Mais cette formule ne définit encore que l’objet du poème symphonique. Reste à fixer les conditions qui permettent à cet objet de se réaliser.

Par opposition avec les trois ou quatre morceaux de la symphonie classique, la première de ces conditions est l’unité. Le poème symphonique ne doit comporter qu’un morceau, pour permettre à l’idée ou au symbole qui l’inspire de se développer d’un trait, sans coupure et sans interruption. Cela est si vrai, que Liszt lui-même n’a pas donné le titre de « poème symphonique » à des œuvres où il en appliquait pourtant les procédés et le style : la Faust-Symphonie, la Dante-Symphonie, les deux Épisodes d’après le Faust de Lenau (la Valse de Méphisto et la Processton nocturne) ; la Faust-Symphonie se compose, en réalité, de trois poèmes symphoniques, chacun des trois morceaux caractérisant un des trois personnages principaux du drame, Faust, Gretchen[1] et Méphisto ; la Dante-Symphonie partage aussi ses deux mouvements entre l’Enfer et le Purgatoire.

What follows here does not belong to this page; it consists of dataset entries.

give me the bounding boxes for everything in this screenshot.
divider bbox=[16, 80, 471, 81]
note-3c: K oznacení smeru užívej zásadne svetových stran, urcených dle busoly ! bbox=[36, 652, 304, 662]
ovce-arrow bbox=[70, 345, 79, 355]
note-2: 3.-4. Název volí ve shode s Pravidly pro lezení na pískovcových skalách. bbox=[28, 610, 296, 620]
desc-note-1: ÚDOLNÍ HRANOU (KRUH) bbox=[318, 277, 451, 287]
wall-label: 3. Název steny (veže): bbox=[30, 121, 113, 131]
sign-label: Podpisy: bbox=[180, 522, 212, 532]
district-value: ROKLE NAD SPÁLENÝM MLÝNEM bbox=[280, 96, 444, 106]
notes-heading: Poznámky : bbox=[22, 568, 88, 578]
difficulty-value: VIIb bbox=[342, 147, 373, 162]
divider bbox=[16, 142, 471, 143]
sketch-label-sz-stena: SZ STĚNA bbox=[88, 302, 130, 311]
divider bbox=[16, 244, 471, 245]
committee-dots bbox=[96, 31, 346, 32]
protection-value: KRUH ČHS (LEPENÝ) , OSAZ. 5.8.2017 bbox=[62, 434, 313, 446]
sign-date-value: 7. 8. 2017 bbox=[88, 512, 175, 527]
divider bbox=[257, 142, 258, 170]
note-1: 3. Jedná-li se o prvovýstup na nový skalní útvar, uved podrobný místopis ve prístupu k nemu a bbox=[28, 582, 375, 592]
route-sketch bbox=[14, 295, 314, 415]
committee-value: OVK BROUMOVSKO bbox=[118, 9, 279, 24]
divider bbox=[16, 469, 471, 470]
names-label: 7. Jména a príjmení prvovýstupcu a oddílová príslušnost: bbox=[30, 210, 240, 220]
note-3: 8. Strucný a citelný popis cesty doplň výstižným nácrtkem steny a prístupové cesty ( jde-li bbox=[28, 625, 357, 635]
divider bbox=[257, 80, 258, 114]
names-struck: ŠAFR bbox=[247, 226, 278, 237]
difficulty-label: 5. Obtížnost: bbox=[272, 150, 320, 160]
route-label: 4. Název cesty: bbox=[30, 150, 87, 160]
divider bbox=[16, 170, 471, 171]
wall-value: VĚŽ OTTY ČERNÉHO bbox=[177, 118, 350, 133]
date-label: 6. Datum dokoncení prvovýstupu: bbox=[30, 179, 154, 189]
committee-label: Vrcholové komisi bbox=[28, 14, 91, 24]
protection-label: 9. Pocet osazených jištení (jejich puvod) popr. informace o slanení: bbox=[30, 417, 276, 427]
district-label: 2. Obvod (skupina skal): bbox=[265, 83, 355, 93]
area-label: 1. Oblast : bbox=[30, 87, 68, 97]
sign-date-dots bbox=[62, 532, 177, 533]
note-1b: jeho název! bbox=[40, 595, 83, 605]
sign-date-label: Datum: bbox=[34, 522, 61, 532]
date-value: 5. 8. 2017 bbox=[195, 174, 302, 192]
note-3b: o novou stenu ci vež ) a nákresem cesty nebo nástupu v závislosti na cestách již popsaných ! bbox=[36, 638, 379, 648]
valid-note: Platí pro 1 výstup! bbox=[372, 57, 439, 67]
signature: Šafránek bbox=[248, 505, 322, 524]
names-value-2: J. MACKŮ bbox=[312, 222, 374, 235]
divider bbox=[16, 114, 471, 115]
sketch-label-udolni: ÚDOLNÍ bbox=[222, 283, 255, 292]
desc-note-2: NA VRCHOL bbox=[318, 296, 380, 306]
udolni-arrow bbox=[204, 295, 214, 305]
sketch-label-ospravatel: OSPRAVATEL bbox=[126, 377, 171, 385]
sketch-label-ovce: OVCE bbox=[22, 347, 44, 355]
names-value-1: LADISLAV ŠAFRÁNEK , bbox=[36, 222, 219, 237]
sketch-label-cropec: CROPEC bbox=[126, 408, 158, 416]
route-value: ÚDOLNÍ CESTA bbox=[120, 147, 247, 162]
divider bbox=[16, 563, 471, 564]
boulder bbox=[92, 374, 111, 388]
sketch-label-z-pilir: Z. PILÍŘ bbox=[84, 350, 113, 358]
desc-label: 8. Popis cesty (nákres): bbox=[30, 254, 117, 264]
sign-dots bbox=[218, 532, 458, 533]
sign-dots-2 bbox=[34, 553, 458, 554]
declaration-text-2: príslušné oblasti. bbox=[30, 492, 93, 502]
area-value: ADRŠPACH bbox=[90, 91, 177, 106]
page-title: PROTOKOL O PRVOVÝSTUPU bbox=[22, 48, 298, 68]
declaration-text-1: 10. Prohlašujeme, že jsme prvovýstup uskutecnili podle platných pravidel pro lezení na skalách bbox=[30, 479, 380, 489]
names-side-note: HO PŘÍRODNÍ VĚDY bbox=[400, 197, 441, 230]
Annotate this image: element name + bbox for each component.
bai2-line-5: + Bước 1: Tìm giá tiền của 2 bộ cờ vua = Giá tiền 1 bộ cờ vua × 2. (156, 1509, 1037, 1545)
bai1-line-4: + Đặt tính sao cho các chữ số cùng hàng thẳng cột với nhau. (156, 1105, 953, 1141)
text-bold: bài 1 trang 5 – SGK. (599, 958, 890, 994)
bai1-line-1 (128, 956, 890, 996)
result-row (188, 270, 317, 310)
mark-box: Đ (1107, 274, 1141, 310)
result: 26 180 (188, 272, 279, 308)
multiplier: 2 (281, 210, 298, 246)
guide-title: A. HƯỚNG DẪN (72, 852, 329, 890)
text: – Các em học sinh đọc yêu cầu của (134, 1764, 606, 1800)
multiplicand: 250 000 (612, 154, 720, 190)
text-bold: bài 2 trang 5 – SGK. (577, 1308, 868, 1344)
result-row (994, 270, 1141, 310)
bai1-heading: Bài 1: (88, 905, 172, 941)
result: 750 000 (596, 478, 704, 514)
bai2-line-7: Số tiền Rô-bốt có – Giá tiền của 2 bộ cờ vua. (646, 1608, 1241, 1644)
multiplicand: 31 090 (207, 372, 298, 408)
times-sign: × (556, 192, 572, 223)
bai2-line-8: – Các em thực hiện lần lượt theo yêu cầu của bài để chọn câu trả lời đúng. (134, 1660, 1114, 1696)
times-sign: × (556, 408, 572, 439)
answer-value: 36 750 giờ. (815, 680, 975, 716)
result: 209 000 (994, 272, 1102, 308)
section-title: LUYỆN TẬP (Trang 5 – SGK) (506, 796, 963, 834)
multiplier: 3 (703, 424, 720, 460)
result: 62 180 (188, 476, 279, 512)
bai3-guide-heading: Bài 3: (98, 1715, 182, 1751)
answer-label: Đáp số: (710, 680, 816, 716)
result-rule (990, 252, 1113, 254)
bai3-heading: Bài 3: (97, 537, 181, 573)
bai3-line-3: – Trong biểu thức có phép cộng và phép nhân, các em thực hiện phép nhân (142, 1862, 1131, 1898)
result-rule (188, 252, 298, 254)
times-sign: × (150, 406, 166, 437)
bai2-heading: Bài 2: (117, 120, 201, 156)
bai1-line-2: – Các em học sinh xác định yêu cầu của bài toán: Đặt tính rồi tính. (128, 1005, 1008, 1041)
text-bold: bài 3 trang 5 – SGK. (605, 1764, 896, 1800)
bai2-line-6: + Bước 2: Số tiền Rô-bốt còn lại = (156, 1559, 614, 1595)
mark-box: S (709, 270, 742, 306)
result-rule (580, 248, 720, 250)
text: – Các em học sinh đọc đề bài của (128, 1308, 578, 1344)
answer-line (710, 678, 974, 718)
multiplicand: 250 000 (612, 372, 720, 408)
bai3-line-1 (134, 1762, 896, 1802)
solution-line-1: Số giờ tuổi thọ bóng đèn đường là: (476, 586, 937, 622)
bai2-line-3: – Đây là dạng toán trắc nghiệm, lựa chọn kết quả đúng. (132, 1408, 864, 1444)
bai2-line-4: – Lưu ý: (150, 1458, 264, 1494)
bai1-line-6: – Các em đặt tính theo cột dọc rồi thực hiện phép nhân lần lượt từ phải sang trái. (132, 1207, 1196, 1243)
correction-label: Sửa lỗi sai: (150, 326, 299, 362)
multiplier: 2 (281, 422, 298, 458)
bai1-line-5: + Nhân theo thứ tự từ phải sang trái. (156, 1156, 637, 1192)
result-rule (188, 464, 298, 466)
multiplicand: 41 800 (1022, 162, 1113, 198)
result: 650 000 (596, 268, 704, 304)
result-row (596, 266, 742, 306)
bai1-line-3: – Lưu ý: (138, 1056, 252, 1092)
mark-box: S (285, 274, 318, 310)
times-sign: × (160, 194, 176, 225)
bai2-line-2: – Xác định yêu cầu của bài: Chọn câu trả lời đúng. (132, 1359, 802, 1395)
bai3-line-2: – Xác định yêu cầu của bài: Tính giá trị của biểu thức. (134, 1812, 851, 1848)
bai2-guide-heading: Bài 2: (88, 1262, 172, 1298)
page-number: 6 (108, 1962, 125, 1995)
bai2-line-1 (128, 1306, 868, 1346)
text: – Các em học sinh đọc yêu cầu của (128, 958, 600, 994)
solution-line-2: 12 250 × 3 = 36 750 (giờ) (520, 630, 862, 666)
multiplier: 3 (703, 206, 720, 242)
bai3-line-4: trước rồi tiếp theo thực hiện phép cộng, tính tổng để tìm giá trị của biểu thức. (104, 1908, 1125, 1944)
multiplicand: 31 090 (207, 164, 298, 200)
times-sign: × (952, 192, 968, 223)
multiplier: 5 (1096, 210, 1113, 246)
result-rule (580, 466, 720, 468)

L’unité est donc essentielle à la définition du poème symphonique ; mais cette unité n’est pas formelle, externe et seulement celle d’un cadre. Elle doit résumer, condenser, une œuvre totale ou une pensée unique : c’est l’unité d’action de la tragédie classique. Tel ne sera pas le cas des deux Épisodes, qui n’embrassent pas tout le poème de Lenau, mais n’en rappellent l’un et l’autre qu’une scène isolée.

Inversement, le prédicat de « symphonique » suppose et impose l’orchestre, excluant ainsi du poème symphonique des œuvres qui en suivent la poétique, mais au piano, entre autres, mainte page des Années de pèlerinage (par exemple la Chapelle de Guillaume Tell, la Vallée

  1. Dont le thème délicieux reparaîtra, à la fin du troisième morceau, pour chanter l’Éternel féminin.